PubCompare.ai can be a valuable tool for researchers and clinicians working with CRP. The platform allows you to: 1. Screen protocol literature more efficiently by quickly identifying the most relevant and effective CRP measurement protocols from published studies, preprints, and patents. 2. Leverage AI-driven analysis to pinpoint critical insights, such as key differences in protocol effectiveness, enabling you to choose the best option for reproducibility and accuracy in your CRP research. 3. Enhance your CRP studies by accessing the most up-to-date and validated protocols, helping you improve research outcomes and gain valuable insights.

Is there anything else I should know about using CRP tests effectively?

Here are a few additional tips for using CRP tests effectively: 1. Consider the context - CRP levels should be interpreted in the context of the patient's medical history, symptoms, and other test results. 2. Monitor trends over time - Tracking CRP levels over multiple measurements can provide more meaningful insights than a single test result. 3. Familiarize yourself with assay methodologies - Different CRP assays may have varying sensitivities and cutoff values, so it's important to understand the test being used. 4. Stay up-to-date on research - New findings and guidelines around CRP testing are constantly emerging, so it's important to stay informed.

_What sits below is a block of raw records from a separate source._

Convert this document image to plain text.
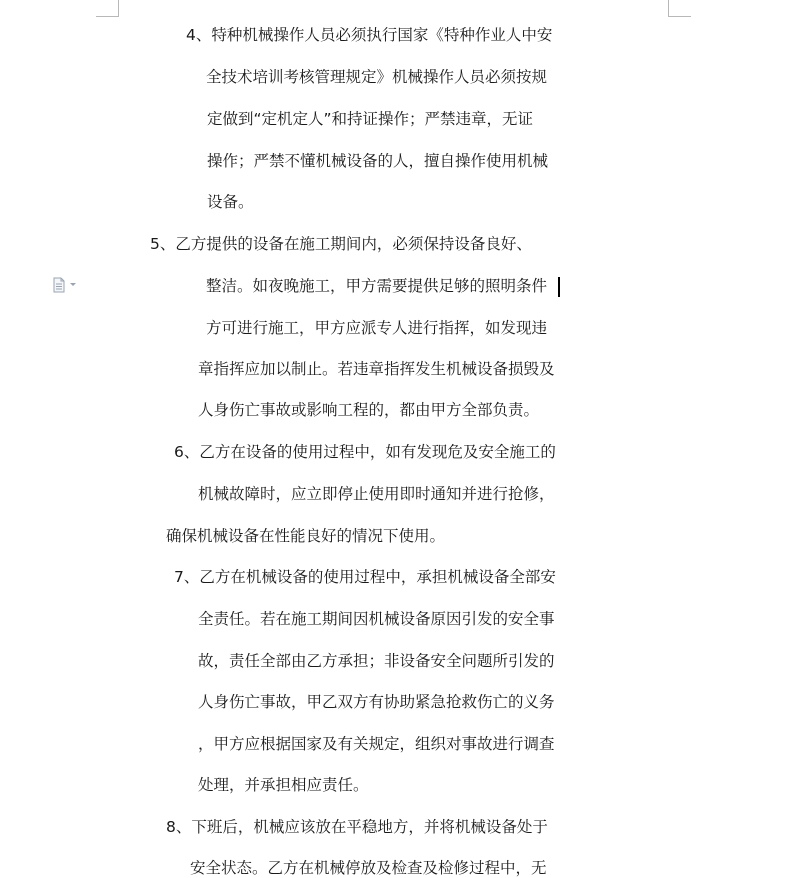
4、特种机械操作人员必须执行国家《特种作业人中安
全技术培训考核管理规定》机械操作人员必须按规
定做到“定机定人”和持证操作；严禁违章，无证
操作；严禁不懂机械设备的人，擅自操作使用机械
设备。
5、乙方提供的设备在施工期间内，必须保持设备良好、
整洁。如夜晚施工，甲方需要提供足够的照明条件
方可进行施工，甲方应派专人进行指挥，如发现违
章指挥应加以制止。若违章指挥发生机械设备损毁及
人身伤亡事故或影响工程的，都由甲方全部负责。
6、乙方在设备的使用过程中，如有发现危及安全施工的
机械故障时，应立即停止使用即时通知并进行抢修，
确保机械设备在性能良好的情况下使用。
7、乙方在机械设备的使用过程中，承担机械设备全部安
全责任。若在施工期间因机械设备原因引发的安全事
故，责任全部由乙方承担；非设备安全问题所引发的
人身伤亡事故，甲乙双方有协助紧急抢救伤亡的义务
，甲方应根据国家及有关规定，组织对事故进行调查
处理，并承担相应责任。
8、下班后，机械应该放在平稳地方，并将机械设备处于
安全状态。乙方在机械停放及检查及检修过程中，无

More about "C Reactive Protein"

C-Reactive Protein (CRP) is a critical biomarker for monitoring inflammation, infection, and various health conditions.
As a sensitive acute-phase protein produced by the liver, CRP levels can indicate the presence and severity of cardiovascular disease, rheumatoid arthritis, cancer, and other inflammatory states.
Measuring CRP is crucial for diagnosis, treatment, and disease management.
CRP can be accurately quantified using reliable analytical platforms such as the Cobas 6000, AU5800, and BNII nephelometer systems.
These advanced instruments leverage immunoturbidimetric or nephelometric techniques to provide rapid, precise CRP measurements.
The Cobas 8000 and ADVIA 1800 analyzers are also commonly used for CRP testing, while the Elecsys 2010 employs an Enzyme-Linked Immunosorbent Assay (ELISA) approach.
PubCompare.ai, an innovative AI-driven platform, can optimize CRP research by identifying the best protocols and products from literature, preprints, and patents.
By utilizing AI-driven comparisons, PubCompare.ai helps researchers enhance the reproducibility and accuracy of their CRP studies, leading to improved research outcomes and valuable insights.
With its powerful tools and features, PubCompare.ai enables researchers to gain a deeper understanding of this crucial biomarker and advance their CRP-related investigations.